Ulu Grosbard, Stage and Film Director, Dies at 83
Director Ulu Grosbard, a two-time Tony Award nominee whose credits include two Dustin Hoffman films of the 1970s and several collaborations with Robert Duvall, has died, The New York Times reported. He was 83.
His nephew, Robert Grosbard, told the newspaper that the director, a native of Belgium, died late Sunday or early Monday at NYU Langone Medical Center in New York. He had lived in Greenwich Village for years.

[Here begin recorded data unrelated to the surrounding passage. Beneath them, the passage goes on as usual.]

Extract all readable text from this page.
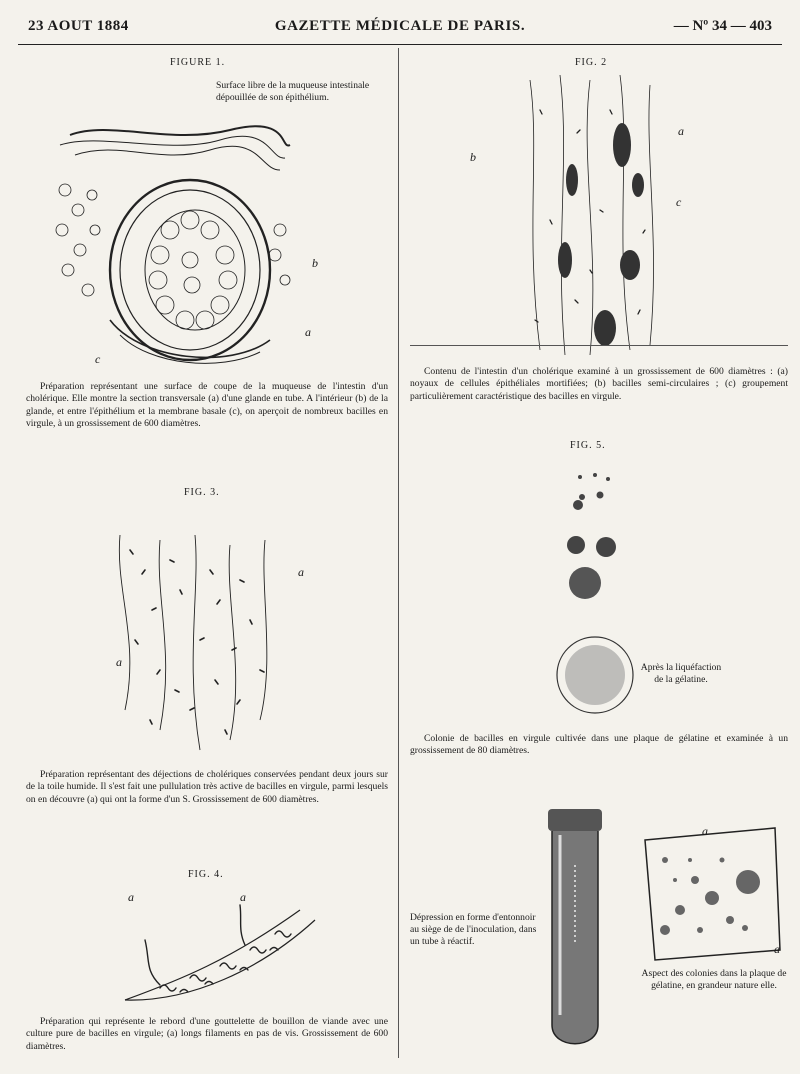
23 AOUT 1884	GAZETTE MÉDICALE DE PARIS.	— Nº 34 — 403
FIGURE 1.
Surface libre de la muqueuse intestinale dépouillée de son épithélium.
b
a
c
Préparation représentant une surface de coupe de la muqueuse de l'intestin d'un cholérique. Elle montre la section transversale (a) d'une glande en tube. A l'intérieur (b) de la glande, et entre l'épithélium et la membrane basale (c), on aperçoit de nombreux bacilles en virgule, à un grossissement de 600 diamètres.
FIG. 3.
a
a
Préparation représentant des déjections de cholériques conservées pendant deux jours sur de la toile humide. Il s'est fait une pullulation très active de bacilles en virgule, parmi lesquels on en découvre (a) qui ont la forme d'un S. Grossissement de 600 diamètres.
FIG. 4.
a	a
Préparation qui représente le rebord d'une gouttelette de bouillon de viande avec une culture pure de bacilles en virgule; (a) longs filaments en pas de vis. Grossissement de 600 diamètres.
FIG. 2
a
b
c
Contenu de l'intestin d'un cholérique examiné à un grossissement de 600 diamètres : (a) noyaux de cellules épithéliales mortifiées; (b) bacilles semi-circulaires ; (c) groupement particulièrement caractéristique des bacilles en virgule.
FIG. 5.
Après la liquéfaction de la gélatine.
Colonie de bacilles en virgule cultivée dans une plaque de gélatine et examinée à un grossissement de 80 diamètres.
Dépression en forme d'entonnoir au siège de de l'inoculation, dans un tube à réactif.
a
a
Aspect des colonies dans la plaque de gélatine, en grandeur nature elle.
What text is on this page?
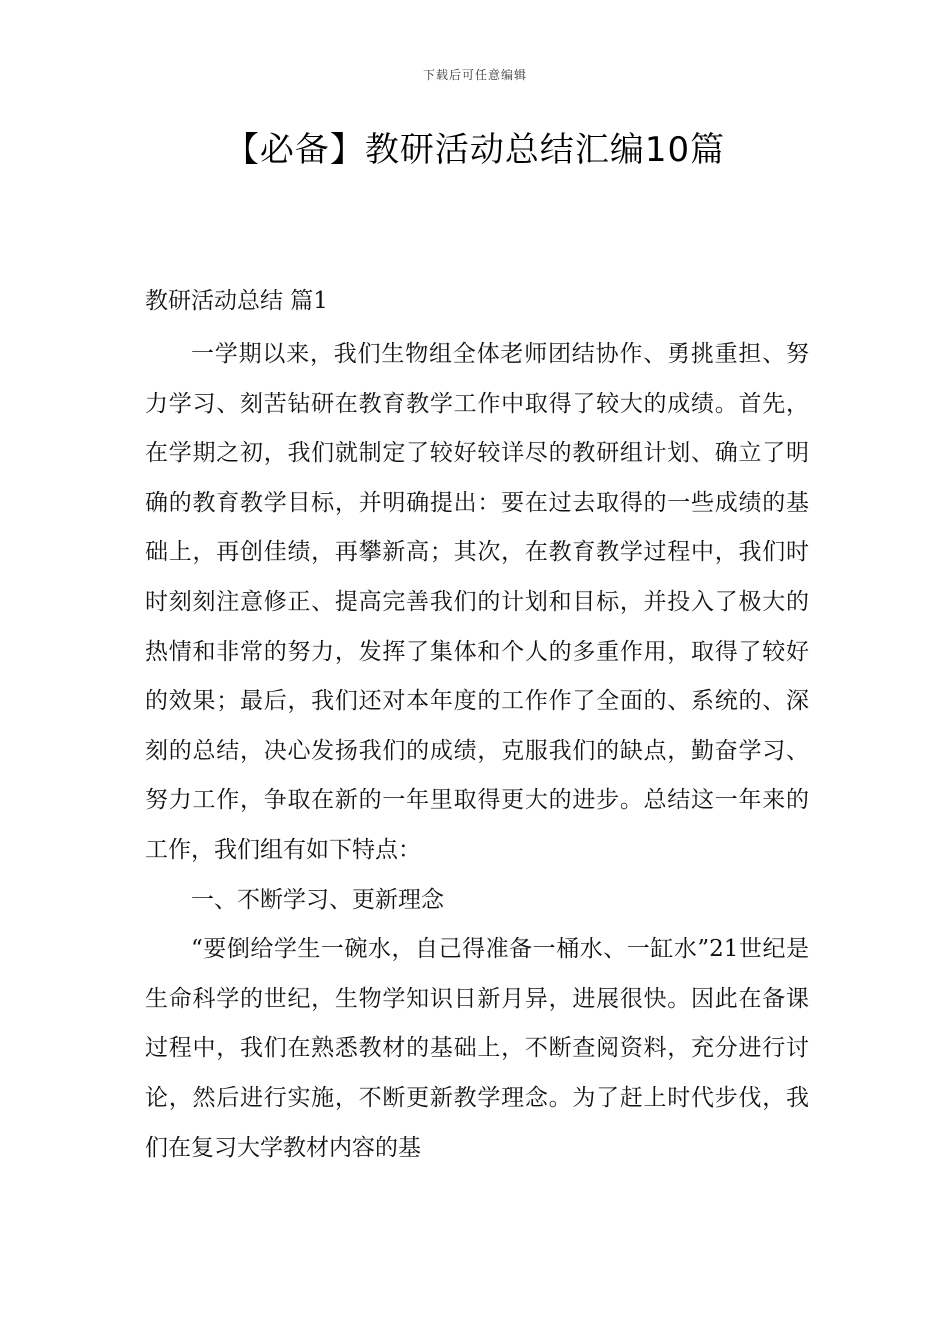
下载后可任意编辑
【必备】教研活动总结汇编10篇
教研活动总结 篇1

一学期以来，我们生物组全体老师团结协作、勇挑重担、努力学习、刻苦钻研在教育教学工作中取得了较大的成绩。首先，在学期之初，我们就制定了较好较详尽的教研组计划、确立了明确的教育教学目标，并明确提出：要在过去取得的一些成绩的基础上，再创佳绩，再攀新高；其次，在教育教学过程中，我们时时刻刻注意修正、提高完善我们的计划和目标，并投入了极大的热情和非常的努力，发挥了集体和个人的多重作用，取得了较好的效果；最后，我们还对本年度的工作作了全面的、系统的、深刻的总结，决心发扬我们的成绩，克服我们的缺点，勤奋学习、努力工作，争取在新的一年里取得更大的进步。总结这一年来的工作，我们组有如下特点：

一、不断学习、更新理念

“要倒给学生一碗水，自己得准备一桶水、一缸水”21世纪是生命科学的世纪，生物学知识日新月异，进展很快。因此在备课过程中，我们在熟悉教材的基础上，不断查阅资料，充分进行讨论，然后进行实施，不断更新教学理念。为了赶上时代步伐，我们在复习大学教材内容的基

Grosbard was nominated for his first Tony in 1965 for The Subject Was Roses, Frank D. Gilroy’s Pulitzer Prize-winning drama about a soldier (Martin Sheen) returning from war to his parents (Irene Dailey and Tony winner Jack Albertson) in the Bronx. His second nom came in 1977 for the original Broadway production of David Mamet's American Buffalo, the junk shop-set drama that starred Duvall.
Grosbard directed Hoffman in Who Is Harry Kellerman and Why Is He Saying Those Terrible Things About Me? (1971) and Straight Time (1978) and helmed the 1968 screen adaptation of The Subject Was Roses, his feature debut that starred Sheen, Albertson and Patricia Neal.
Other credits include Falling in Love (1984), starring Robert De Niro and Meryl Streep; Georgia (1995), with Jennifer Jason Leigh and Mare Winningham as sisters; and The Deep End of the Ocean (1999), starring Michelle Pfeiffer and Treat Williams.
“Actors always ask, ‘What was the director like?’ and they say he was great if he leaves you alone,” Duvall told The Times. “Ulu was the kind of guy who wanted to see what you brought — and then we’d talk. He was very serious; he had keen perceptions about things. He was a pretty intellectual guy, and I’m OK. But there was a balance there between us. We hit it off right from the start.”
Grosbard and Duvall worked together on stage in 1962's The Days and Nights of Beebee Fenstermaker, a 1965 revival of Arthur Miller's A View From the Bridge and the 1981 L.A. cop film True Confessions.
Grosbard, who worked as a diamond cutter in Havana as a youngster when his family fled Belgium during World War II, also served as an assistant director on such films as Robert Rossen's The Hustler (1961), Elia Kazan's Splendor in the Grass (1961) and Arthur Penn's The Miracle Worker (1962).